Pannaway Goes After Calix
The big deal is that Pannaway would land in the No. 2 position behind Calix Inc. (NYSE: CALX) in the Tier 2/3 access market. And Pannaway says it doesn't plan on stopping there, claiming it is in prime position to steal some of Calix's customers.
Pannaway says that the acquisition would bring its telco customer base from less than 100 to more than 300 and give the company a 40 percent market share of the 800 or so Tier 2/3 ILECs.
Pannaway says it wants to target customers of the Calix F5 GPON OLT. "The market wants to go to an IP core," says Pannaway VP of marketing Kevin Brown. "Calix only has the right to use the F5 as an ATM core product. We can upgrade Calix customers to an IP transport."
Kevin Walsh, VP of marketing at Calix, questions the logic there. "The uplink out of the F5 is Ethernet, and there is no way to put ATM cells onto an Ethernet connection." He adds that most of Calix's customers in the Tier 2/3 space are on the C7 Multiservice Access Platform, not the F5.
Jeff Heynen, an analyst with Infonetics Research Inc. adds that while he thinks the acquisition was a good move for Pannaway, the idea of going after Calix doesn't make a lot of sense. "They now have a significant share in Tier 3, but does that translate into the same number of ports shipped and revenues as Calix? Probably not."
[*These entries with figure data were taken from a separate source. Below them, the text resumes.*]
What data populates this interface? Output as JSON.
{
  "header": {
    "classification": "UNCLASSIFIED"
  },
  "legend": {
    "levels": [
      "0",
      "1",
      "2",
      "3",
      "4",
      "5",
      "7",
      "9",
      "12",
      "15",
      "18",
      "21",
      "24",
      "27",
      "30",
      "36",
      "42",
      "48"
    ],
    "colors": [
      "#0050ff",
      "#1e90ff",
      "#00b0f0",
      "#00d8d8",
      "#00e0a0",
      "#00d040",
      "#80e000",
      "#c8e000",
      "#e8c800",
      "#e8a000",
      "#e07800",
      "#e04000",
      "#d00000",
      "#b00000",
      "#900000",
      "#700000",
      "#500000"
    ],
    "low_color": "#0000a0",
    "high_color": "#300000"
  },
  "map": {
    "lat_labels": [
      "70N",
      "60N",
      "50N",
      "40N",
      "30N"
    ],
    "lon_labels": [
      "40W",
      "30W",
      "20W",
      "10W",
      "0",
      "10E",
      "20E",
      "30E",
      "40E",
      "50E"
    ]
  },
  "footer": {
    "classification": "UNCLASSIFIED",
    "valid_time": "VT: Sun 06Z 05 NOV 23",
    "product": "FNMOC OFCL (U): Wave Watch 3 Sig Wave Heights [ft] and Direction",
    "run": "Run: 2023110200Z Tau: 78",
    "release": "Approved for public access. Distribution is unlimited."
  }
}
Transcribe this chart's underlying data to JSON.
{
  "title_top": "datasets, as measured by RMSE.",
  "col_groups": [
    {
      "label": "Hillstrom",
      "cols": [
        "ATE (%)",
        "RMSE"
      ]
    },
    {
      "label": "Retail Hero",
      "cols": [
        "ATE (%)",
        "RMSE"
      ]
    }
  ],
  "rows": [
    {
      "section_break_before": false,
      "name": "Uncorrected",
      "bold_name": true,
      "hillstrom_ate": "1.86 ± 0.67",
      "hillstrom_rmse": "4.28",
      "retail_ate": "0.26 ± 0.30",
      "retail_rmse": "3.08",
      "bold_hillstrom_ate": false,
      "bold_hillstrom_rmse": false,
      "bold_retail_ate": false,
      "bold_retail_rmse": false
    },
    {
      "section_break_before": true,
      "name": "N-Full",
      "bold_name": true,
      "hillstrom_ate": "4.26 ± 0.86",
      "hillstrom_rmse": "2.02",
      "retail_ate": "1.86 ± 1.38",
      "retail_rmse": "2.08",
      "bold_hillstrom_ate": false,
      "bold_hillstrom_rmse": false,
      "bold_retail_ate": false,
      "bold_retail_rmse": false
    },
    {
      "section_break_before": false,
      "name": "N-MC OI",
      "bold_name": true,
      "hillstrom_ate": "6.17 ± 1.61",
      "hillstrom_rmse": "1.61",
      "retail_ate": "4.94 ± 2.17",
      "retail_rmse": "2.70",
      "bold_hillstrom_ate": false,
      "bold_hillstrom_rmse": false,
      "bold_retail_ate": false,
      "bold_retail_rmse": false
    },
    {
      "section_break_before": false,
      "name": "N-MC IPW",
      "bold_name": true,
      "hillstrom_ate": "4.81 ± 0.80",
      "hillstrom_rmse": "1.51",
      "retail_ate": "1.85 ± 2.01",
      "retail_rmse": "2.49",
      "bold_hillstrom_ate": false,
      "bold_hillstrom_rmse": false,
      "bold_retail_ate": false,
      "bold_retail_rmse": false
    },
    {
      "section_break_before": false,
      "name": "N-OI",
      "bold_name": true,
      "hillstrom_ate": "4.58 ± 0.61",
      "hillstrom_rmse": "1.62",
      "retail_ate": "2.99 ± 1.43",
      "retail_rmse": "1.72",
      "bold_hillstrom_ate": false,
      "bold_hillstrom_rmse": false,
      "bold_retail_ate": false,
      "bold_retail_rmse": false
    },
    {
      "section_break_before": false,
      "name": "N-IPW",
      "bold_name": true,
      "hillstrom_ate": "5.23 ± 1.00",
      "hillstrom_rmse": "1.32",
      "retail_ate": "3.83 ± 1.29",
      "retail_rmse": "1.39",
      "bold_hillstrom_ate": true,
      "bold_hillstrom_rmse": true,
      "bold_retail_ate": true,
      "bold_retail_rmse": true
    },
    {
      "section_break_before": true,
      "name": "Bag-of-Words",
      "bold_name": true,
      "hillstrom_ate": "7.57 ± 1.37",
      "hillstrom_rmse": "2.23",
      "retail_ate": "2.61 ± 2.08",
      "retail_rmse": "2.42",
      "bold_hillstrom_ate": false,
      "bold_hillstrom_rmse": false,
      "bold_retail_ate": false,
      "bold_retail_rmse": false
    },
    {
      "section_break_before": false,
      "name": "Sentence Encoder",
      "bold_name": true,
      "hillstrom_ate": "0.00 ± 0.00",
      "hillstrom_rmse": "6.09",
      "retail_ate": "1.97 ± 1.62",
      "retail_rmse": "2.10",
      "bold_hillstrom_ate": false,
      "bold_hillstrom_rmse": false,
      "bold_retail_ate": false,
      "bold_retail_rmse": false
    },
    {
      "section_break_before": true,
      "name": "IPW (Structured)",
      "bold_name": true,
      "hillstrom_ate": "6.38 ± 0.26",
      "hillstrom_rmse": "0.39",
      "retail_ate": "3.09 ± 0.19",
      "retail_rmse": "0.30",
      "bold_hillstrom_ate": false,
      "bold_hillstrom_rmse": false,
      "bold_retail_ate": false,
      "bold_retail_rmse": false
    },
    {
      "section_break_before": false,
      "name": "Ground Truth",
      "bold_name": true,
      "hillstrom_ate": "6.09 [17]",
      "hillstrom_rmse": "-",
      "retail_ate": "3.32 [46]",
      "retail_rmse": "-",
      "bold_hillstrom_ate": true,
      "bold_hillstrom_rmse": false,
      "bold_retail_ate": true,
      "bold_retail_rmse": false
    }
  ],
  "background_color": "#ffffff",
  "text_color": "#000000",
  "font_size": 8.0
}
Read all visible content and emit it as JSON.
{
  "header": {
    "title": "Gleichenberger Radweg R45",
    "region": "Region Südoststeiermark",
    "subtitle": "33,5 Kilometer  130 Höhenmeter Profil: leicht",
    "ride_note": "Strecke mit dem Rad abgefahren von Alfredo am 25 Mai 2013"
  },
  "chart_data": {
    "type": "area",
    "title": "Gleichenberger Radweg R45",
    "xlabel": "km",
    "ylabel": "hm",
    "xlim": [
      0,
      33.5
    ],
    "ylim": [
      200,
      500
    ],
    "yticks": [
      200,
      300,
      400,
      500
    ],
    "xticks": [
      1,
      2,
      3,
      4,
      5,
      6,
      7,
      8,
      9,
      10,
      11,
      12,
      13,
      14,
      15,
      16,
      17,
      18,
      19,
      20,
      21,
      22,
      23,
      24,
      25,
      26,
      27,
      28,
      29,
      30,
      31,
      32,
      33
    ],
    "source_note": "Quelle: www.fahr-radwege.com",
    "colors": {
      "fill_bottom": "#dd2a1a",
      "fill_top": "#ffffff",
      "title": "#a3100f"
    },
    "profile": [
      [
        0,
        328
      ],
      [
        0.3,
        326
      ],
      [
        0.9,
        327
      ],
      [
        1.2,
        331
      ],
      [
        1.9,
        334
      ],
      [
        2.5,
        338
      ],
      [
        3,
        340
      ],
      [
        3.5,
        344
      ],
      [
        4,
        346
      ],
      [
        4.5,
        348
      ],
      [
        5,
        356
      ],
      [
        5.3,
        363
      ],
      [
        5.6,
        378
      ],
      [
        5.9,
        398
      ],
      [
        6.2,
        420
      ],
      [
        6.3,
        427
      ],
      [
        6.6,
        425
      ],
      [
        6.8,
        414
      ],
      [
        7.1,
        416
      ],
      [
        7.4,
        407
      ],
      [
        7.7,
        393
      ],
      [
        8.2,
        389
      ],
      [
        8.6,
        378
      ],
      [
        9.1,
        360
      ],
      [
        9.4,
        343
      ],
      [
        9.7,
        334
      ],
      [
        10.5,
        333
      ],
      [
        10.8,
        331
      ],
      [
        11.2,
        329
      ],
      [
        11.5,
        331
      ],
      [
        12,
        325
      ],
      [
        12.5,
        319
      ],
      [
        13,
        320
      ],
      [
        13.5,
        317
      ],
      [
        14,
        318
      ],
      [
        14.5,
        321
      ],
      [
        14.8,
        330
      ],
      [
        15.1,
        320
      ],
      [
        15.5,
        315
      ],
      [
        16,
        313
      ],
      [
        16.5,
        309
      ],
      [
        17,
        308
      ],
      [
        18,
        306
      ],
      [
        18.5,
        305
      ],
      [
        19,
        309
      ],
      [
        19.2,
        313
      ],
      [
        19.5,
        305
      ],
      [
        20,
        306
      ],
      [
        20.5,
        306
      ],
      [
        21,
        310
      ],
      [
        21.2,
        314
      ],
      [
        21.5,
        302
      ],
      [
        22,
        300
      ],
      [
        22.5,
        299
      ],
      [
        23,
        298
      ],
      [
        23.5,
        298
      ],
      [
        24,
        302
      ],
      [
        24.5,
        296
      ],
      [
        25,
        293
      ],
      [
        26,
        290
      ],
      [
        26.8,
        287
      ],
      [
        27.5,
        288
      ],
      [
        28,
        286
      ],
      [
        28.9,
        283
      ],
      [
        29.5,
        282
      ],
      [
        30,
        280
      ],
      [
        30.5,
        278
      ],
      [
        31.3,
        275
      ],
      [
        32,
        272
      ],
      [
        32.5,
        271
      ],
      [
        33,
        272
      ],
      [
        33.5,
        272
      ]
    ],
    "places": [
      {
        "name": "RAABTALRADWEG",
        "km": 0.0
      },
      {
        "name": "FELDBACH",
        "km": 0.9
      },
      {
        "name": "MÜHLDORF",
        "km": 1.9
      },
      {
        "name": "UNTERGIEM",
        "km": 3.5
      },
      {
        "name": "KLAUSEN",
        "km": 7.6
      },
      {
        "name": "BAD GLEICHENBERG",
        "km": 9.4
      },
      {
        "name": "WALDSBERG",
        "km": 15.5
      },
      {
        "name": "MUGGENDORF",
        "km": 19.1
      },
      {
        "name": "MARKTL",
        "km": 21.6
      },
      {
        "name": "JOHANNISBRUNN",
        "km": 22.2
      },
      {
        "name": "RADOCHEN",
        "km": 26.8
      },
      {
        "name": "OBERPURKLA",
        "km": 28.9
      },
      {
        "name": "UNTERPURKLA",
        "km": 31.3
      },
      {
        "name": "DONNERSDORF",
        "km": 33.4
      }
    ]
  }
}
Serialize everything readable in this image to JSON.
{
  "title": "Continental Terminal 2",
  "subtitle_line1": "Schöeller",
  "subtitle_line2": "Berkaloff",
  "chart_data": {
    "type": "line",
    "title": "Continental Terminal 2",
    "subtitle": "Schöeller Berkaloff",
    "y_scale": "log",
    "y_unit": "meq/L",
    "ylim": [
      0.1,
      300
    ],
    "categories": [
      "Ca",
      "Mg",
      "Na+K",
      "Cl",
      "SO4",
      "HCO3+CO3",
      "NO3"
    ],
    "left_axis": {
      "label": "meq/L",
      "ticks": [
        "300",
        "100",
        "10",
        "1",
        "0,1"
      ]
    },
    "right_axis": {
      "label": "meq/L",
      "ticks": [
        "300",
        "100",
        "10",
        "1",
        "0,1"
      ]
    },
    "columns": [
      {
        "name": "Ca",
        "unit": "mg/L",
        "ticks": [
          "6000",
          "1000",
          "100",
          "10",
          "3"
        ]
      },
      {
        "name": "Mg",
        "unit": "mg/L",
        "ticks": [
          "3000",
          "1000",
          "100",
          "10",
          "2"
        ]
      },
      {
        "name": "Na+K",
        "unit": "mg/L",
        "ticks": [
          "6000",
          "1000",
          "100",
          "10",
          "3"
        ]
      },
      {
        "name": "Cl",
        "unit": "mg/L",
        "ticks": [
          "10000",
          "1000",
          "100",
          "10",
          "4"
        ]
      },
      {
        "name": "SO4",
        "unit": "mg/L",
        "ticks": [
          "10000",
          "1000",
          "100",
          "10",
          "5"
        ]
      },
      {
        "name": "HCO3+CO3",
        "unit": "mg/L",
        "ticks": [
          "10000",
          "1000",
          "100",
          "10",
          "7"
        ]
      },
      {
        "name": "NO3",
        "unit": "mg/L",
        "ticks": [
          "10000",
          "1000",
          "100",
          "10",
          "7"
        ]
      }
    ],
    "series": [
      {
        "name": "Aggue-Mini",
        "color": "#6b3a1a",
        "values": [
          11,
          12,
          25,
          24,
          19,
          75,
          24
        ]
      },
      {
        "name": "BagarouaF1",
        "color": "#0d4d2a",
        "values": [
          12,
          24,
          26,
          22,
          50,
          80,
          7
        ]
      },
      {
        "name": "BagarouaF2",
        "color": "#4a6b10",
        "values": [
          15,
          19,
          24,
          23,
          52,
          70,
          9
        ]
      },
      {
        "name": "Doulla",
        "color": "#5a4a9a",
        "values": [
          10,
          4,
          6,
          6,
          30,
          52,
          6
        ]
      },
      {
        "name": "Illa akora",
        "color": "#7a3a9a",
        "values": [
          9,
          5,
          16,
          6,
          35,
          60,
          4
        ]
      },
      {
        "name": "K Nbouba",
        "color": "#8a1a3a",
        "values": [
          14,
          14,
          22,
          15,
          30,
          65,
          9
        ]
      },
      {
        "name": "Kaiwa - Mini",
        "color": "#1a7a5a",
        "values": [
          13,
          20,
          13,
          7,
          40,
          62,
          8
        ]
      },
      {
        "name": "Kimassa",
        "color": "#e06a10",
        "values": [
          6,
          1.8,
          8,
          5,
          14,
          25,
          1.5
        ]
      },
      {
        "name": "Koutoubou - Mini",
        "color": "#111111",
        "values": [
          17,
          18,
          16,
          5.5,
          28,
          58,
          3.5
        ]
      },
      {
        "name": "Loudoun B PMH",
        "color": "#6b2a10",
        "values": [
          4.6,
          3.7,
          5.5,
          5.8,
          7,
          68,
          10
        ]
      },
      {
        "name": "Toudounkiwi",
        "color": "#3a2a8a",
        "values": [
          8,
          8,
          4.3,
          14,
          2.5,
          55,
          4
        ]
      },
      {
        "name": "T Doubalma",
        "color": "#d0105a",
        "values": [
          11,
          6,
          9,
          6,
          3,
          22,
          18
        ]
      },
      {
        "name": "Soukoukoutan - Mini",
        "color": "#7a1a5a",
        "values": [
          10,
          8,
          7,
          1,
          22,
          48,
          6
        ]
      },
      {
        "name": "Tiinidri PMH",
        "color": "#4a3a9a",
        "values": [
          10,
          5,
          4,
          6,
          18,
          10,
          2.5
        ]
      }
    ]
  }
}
Heynen adds that while Pannaway could end up with a similar number of customers as Calix, the businesses of those customers would be significantly different, as Calix has most of the bigger Tier 2 clients.
Technology-wise, the addition of the TelStrat unit would bring an assortment of new technologies to Pannaway's MAGNM-20 multiservice access platform, which Brown admits "had some gaps." Specifically, TelStrat would bring more GPON capabilities and the ability for customers to migrate to a Sonet ring.
But most important, according to Pannaway, is that the acquisition would bring it a lot more size. "We knew we needed to get as many customers as we could as quick as we could, and we needed to do it quicker than we had been," says Brown.
The acquisition is a cash and stock deal and is expected to close by the end of this month. Pannaway would not disclose the financial value of the deal.